How Breakfast Affects Blood Sugar
Breakfast influences how your body processes glucose throughout the day.
“The impact of breakfast on blood sugar can be either positive or negative, depending on your food choices,” writes Erin Palinski-Wade, RD, CDCES, a registered dietitian and author of *2-Day Diabetes Diet*.
Consuming a meal high in simple carbs might cause a rapid surge in blood sugar followed by a quick decline.
In contrast, a breakfast rich in protein, fibre, and healthy fats slows digestion, resulting in more gradual glucose absorption.
What was the result? Improved blood sugar control and energy balance.
The Best Breakfast Foods for Improved Blood Sugar
1. Greek Yoghurt with Whole-Grain Granola
Greek yoghurt is high in protein, which promotes satiety. “Pairing it with whole-grain granola offers fibre and slow-digesting carbohydrates that provide sustained energy,” says Sydney Engberg, a registered nutritionist (RDN). Adding berries completes this well-rounded breakfast.
2. Eggs
Eggs are a versatile and high-quality protein source that can help you balance your blood sugar. “They can be easily combined with vegetables in omelets, scrambled with avocado, or served alongside fruit,” Palinski-Wade explains.
3. Berries
Despite their sweetness, berries can improve blood sugar levels, making them a great breakfast option.
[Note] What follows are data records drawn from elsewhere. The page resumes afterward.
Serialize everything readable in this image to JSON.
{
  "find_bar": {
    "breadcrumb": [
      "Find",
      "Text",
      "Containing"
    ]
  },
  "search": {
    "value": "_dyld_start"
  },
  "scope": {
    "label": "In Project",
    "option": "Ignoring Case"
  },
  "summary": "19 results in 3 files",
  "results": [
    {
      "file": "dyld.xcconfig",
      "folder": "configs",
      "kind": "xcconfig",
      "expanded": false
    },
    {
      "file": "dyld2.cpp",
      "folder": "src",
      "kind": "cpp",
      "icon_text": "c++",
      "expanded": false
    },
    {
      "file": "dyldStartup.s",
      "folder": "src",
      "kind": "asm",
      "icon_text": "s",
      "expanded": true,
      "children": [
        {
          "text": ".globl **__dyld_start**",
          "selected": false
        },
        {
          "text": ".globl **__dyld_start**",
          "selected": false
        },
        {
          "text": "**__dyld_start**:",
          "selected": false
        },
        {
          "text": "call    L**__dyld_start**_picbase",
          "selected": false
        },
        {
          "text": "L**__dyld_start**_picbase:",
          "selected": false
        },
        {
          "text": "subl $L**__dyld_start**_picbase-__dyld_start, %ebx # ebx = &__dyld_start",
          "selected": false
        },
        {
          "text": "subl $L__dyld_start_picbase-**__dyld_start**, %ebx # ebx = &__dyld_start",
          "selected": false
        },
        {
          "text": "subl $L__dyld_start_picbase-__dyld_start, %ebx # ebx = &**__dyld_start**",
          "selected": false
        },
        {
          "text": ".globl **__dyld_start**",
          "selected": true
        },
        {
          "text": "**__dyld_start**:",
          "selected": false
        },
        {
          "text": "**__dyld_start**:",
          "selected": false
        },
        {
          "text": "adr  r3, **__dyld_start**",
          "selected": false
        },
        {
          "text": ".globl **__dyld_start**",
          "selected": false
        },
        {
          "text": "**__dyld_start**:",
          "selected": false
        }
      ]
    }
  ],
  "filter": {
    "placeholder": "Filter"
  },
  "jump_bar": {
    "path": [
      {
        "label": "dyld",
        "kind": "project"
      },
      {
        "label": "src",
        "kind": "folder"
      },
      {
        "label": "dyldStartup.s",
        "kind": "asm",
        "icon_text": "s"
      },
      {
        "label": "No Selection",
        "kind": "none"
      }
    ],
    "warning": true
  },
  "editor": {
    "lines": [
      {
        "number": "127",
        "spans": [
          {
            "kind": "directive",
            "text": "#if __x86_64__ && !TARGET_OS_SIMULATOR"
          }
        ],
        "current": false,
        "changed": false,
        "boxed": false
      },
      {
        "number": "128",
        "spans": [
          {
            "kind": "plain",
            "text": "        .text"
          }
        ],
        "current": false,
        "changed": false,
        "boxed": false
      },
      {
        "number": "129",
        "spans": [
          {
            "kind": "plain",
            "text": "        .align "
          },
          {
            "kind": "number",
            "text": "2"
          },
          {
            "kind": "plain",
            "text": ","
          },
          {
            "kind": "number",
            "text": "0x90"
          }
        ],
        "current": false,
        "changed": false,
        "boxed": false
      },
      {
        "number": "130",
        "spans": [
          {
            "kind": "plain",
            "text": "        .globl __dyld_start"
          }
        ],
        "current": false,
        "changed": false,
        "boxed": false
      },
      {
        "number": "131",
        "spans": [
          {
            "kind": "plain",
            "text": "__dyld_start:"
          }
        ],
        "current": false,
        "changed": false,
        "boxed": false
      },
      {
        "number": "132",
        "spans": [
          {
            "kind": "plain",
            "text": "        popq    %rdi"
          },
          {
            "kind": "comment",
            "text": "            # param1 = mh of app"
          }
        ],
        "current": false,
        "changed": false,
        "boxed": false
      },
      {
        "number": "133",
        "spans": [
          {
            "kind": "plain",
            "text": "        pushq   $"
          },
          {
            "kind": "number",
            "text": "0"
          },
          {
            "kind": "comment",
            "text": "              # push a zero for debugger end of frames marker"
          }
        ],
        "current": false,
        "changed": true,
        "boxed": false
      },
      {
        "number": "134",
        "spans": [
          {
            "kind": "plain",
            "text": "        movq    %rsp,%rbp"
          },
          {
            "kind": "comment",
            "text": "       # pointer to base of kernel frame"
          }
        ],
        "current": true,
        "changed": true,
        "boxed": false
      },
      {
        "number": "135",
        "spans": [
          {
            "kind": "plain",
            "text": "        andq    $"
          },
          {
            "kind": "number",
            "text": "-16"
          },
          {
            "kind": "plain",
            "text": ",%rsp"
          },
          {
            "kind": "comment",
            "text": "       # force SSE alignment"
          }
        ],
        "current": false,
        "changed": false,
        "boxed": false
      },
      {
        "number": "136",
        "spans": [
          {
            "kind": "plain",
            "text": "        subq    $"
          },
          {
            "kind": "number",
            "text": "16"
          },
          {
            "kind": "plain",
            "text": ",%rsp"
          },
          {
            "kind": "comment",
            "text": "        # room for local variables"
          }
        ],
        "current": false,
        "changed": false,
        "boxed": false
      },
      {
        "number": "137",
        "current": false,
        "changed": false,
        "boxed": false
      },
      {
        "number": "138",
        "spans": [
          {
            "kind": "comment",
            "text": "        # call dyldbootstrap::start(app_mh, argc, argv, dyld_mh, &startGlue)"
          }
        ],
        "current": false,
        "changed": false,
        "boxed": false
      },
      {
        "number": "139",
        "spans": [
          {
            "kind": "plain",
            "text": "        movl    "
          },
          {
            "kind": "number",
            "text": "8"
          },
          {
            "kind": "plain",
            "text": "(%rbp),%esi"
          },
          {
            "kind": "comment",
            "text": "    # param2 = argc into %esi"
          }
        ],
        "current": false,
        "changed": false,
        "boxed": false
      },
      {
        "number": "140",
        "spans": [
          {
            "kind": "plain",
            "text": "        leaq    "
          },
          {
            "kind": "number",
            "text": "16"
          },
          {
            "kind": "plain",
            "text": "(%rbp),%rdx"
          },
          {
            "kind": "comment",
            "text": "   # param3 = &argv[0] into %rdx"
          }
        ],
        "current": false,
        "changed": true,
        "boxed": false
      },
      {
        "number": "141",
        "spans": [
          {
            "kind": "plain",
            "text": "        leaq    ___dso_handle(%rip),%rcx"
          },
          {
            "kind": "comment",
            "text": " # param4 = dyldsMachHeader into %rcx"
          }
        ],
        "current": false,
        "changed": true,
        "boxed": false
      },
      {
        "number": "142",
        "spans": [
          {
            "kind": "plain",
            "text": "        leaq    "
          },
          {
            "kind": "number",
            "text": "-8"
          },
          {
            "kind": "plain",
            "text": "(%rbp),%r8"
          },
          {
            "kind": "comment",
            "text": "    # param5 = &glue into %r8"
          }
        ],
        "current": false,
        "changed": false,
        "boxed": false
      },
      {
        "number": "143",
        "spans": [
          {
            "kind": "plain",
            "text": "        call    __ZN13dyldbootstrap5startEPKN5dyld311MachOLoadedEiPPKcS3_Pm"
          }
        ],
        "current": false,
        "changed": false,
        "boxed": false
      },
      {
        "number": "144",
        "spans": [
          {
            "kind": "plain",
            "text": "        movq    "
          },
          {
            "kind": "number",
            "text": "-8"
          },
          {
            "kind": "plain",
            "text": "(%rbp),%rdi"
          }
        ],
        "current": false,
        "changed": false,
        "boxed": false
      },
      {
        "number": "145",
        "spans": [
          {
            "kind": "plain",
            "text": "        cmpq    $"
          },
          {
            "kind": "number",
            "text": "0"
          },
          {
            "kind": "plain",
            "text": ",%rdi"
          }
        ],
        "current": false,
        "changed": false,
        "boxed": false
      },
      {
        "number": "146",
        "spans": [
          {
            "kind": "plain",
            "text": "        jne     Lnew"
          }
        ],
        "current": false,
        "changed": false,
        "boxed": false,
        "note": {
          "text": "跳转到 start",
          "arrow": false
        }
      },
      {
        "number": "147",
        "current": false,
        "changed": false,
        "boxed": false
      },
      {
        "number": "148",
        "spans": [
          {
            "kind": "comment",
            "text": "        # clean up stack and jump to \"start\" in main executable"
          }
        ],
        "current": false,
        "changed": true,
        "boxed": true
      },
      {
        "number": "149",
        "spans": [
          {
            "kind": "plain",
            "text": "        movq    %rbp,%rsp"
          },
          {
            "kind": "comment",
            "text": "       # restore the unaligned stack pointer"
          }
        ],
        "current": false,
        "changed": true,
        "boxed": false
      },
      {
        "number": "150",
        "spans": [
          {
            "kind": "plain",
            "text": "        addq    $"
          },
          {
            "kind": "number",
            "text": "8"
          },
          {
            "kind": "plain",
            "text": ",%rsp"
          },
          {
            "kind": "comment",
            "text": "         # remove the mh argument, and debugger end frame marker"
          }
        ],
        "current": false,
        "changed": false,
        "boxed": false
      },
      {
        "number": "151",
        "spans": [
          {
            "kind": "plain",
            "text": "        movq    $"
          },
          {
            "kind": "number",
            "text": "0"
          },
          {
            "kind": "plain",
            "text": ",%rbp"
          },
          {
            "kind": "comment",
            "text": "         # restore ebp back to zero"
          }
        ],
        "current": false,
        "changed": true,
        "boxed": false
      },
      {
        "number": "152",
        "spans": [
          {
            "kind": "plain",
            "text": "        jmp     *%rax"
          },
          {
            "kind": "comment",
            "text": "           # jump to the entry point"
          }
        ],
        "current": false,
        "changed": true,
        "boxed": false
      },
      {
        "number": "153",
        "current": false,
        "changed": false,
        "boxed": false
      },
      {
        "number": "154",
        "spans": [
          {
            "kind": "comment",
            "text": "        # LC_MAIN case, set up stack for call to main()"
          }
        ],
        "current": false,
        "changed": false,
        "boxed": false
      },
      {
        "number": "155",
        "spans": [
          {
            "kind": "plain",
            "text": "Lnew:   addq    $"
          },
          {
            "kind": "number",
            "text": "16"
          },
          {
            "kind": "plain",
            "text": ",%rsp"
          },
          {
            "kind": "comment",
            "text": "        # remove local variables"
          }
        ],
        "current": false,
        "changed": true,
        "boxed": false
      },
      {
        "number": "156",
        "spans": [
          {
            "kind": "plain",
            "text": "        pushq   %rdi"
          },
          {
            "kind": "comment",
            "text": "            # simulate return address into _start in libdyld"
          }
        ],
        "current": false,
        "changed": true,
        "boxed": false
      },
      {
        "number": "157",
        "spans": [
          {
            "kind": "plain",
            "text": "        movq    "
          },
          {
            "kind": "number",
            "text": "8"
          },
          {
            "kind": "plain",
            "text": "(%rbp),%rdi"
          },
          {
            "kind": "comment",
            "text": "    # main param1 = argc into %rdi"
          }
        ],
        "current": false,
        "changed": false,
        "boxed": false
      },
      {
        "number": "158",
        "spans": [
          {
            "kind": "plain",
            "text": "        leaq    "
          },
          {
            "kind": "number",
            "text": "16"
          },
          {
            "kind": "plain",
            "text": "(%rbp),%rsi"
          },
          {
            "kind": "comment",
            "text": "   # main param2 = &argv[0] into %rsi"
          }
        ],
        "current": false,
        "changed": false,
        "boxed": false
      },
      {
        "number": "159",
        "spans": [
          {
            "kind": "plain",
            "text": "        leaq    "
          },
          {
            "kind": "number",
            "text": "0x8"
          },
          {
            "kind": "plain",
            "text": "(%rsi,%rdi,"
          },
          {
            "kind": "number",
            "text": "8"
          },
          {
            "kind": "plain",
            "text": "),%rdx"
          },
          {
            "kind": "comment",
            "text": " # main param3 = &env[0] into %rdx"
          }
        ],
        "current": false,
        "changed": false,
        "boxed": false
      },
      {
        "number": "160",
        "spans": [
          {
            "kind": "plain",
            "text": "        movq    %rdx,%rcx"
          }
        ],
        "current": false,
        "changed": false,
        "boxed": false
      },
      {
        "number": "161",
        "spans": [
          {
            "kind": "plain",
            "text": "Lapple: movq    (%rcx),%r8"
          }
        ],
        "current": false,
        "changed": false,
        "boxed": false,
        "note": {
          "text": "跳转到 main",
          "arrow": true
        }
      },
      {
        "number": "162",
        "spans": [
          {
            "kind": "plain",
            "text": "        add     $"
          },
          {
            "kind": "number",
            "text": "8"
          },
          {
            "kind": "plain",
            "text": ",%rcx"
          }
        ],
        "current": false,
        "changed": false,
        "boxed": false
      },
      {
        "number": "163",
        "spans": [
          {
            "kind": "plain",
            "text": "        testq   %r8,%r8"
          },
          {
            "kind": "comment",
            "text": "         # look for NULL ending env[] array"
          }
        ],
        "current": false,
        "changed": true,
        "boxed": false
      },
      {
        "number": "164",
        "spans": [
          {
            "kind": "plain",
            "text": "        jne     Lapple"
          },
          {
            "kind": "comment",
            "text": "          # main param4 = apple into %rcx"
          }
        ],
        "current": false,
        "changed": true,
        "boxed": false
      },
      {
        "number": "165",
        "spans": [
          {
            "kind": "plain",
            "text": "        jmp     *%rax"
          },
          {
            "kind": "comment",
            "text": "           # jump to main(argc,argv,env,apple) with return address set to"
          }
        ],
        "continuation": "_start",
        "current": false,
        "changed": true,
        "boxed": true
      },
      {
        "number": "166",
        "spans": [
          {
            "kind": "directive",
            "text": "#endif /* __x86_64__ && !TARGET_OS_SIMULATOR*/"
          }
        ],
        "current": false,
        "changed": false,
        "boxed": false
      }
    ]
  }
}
According to Kelsey Kunik, RDN, berries are high in fibre, antioxidants, vitamins, and minerals, which can help with blood glucose, cholesterol, and blood pressure levels.
4. Peanut Butter
For peanut butter aficionados, eating it with breakfast can improve your body’s glycaemic response, resulting in a lower blood sugar surge. Kunik adds that peanut butter’s fat and protein content slows glucose absorption. Spread it on toast or waffles, blend it into a smoothie, or stir it into yoghurt.
5. Avocado
Avocado is ideal for breakfast, whether served with bread or eggs.
“Rich in healthy unsaturated fats and fibre, avocado is a satisfying option with minimal impact on blood sugar,” Palinski-Wade tells me.